Studies observed by Riaz and Lovercamp show that high levels of plasma Se resulted in a sperm morphology reduction and consequently its motility in fertile men. Our results are consistent with the findings and the same effect was observed in the fertile group. According to WHO (2010), the strict Kruger morphology criteria has a directly association to motility. In the infertile group, the mean erythrocyte Se value was higher than the fertile.

These data suggest that elevated levels of erythrocyte Se decrease motility because the effect of motile onset was probably mediated by secretions of accessory sex glands or during sperm maturation or ejaculation, since there was little evidence of toxic effect upon ingestion (Dorostghoal ).

Although no difference in food intake was found between groups analysed, the fertility group showed a positive correlation between Se intake and sperm motility (%). These results are in agreement with Foresta , Klein (2004), Moslemi & Tavanbakhsh (2011) that showed the relationship between Se ingestion and increased sperm motility.

Besides that, there was a positive correlation between ejaculate volume and GPx in a fertile group. This is in accordance with the study of Türk confirming the presence of GPx in the ejaculate mainly coming from the testes and epididymis, thus regulated by the ingestion of Se.

Thus, decreased GPx activity during Se deficiency and increased lipid peroxidation, indicate increased levels of free radicals which disrupts the normal spermatogenic process and might be responsible for reduced sperm motility and viability leading to reduced fertility and fewer litters. The GPx is responsible for over 75% of antioxidant activity in spermatozoa. In Se excess, increased lipid peroxidation could be attributed to the ability of selenite to form a highly reactive species, a selenopersulfide which generates free radical, superoxide as well as other Reactive Oxygen Species (Shalini & Bansal, 2007; Shalini & Bansal, 2008).

Besides these aspects, it can be verified that the nutritional status indicated higher levels of BMI and WC in the infertile group. Obesity seems to have a deleterious effect on semen quality by changes in epididymal function, reducing the biomarkers of normal accessory gland function. In addition, the ejaculated volume (mL), sperm concentration (million / mL), and total sperm count (millions / ejaculate) are inversely correlated with BMI. Obese men were 19 times more likely to have a lower total sperm count (millions / ejaculate) than eutrophic (Bieniek ; Oliveira ; Wang ; Liu & Ding, 2017).
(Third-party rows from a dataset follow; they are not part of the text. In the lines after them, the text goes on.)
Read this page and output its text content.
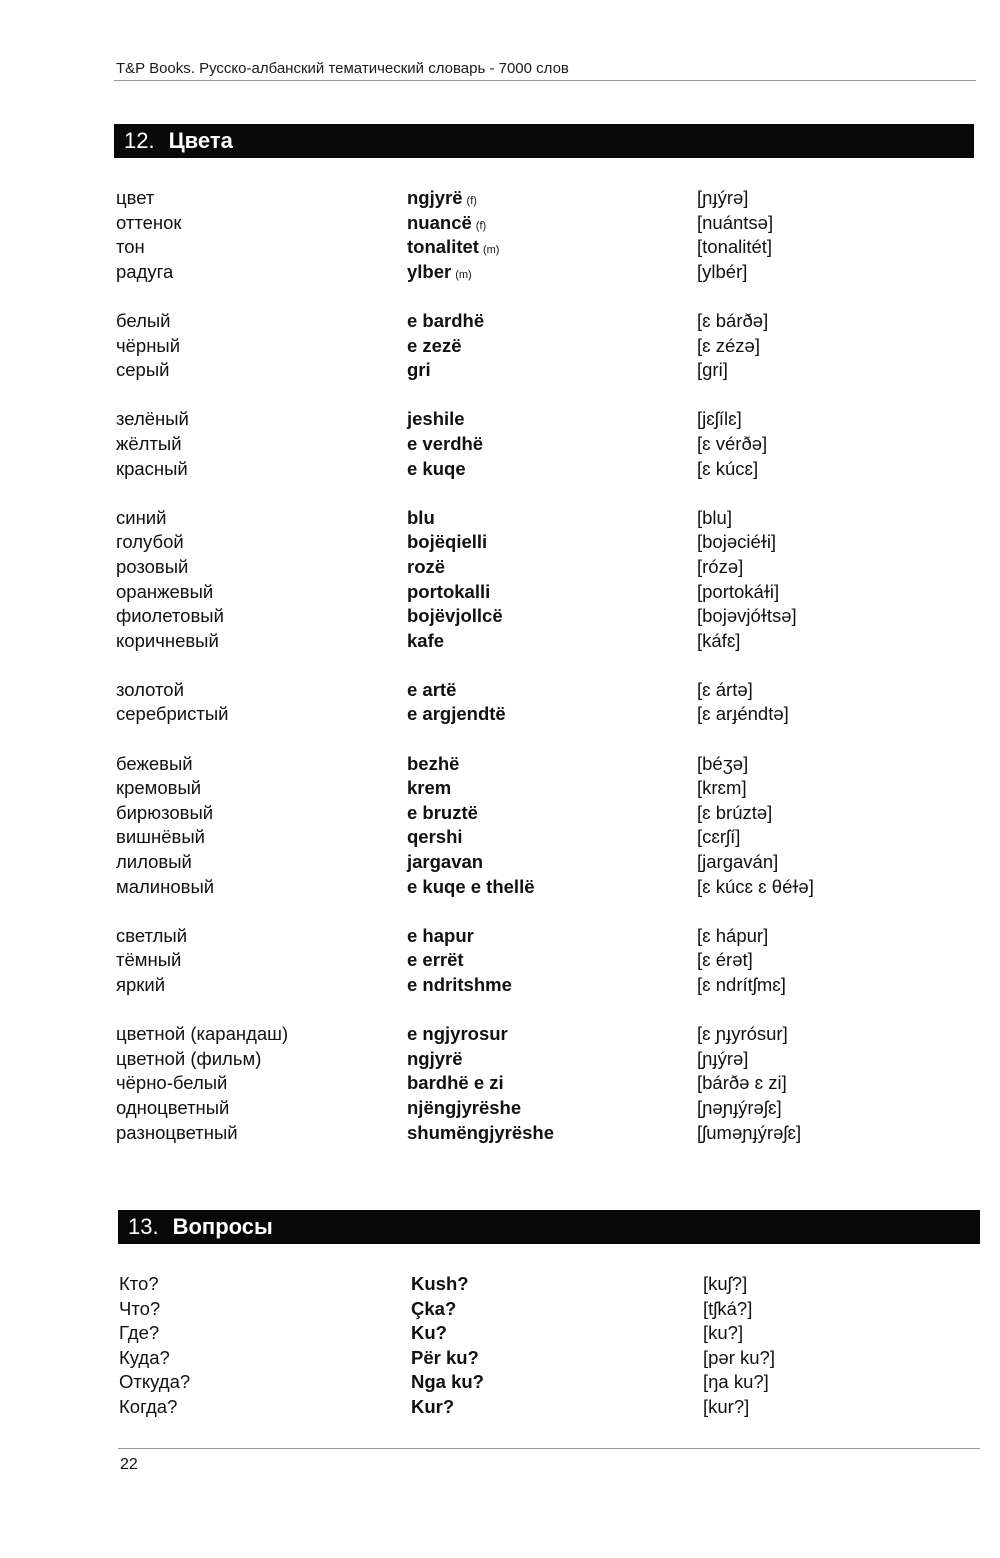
T&P Books. Русско-албанский тематический словарь - 7000 слов
12. Цвета
цвет	ngjyrë (f)	[ɲɟýrə]
оттенок	nuancë (f)	[nuántsə]
тон	tonalitet (m)	[tonalitét]
радуга	ylber (m)	[ylbér]
белый	e bardhë	[ɛ bárðə]
чёрный	e zezë	[ɛ zézə]
серый	gri	[gri]
зелёный	jeshile	[jɛʃílɛ]
жёлтый	e verdhë	[ɛ vérðə]
красный	e kuqe	[ɛ kúcɛ]
синий	blu	[blu]
голубой	bojëqielli	[bojəciéɫi]
розовый	rozë	[rózə]
оранжевый	portokalli	[portokáɫi]
фиолетовый	bojëvjollcë	[bojəvjóɫtsə]
коричневый	kafe	[káfɛ]
золотой	e artë	[ɛ ártə]
серебристый	e argjendtë	[ɛ arɟéndtə]
бежевый	bezhë	[béʒə]
кремовый	krem	[krɛm]
бирюзовый	e bruztë	[ɛ brúztə]
вишнёвый	qershi	[cɛrʃí]
лиловый	jargavan	[jargaván]
малиновый	e kuqe e thellë	[ɛ kúcɛ ɛ θéɫə]
светлый	e hapur	[ɛ hápur]
тёмный	e errët	[ɛ érət]
яркий	e ndritshme	[ɛ ndrítʃmɛ]
цветной (карандаш)	e ngjyrosur	[ɛ ɲɟyrósur]
цветной (фильм)	ngjyrë	[ɲɟýrə]
чёрно-белый	bardhë e zi	[bárðə ɛ zi]
одноцветный	njëngjyrëshe	[ɲəɲɟýrəʃɛ]
разноцветный	shumëngjyrëshe	[ʃuməɲɟýrəʃɛ]
13. Вопросы
Кто?	Kush?	[kuʃ?]
Что?	Çka?	[tʃká?]
Где?	Ku?	[ku?]
Куда?	Për ku?	[pər ku?]
Откуда?	Nga ku?	[ŋa ku?]
Когда?	Kur?	[kur?]
22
The results are similar to studies designed by Borges Jr. and Schlichthorst that showed a relationship of obesity and infertility with men with mean age of 37 years. The increased WC is associated with obesity-related health risk that can reduce male fertility (Hayden ; Kasum ). Se may be a protective factor in male fertility, since the higher the Se intake, the smaller the waist circumference is in the infertile group, and higher the sperm motility index in the fertile group.

Our study demonstrates the possible interferences of obesity, deficiency and excess selenium in male fertility. Thus the action of dietary selenium appears to be U-shaped with respect to reproductive capacity and its markers. Further studies are needed to clarify the mechanisms involved in this process. It also makes an important contribution by calling attention to the use of supplements with Se megadoses present in antioxidant treatments.

CONCLUSION

From the above findings, we can conclude that fertile and infertile men were suitable for Se concentrations. Serum values of Se, both excess and deficiency can be detrimental to male fertility. In the fertile group, Se consumption was positively correlated with sperm motility and, in the infertile group, negatively correlated with WC.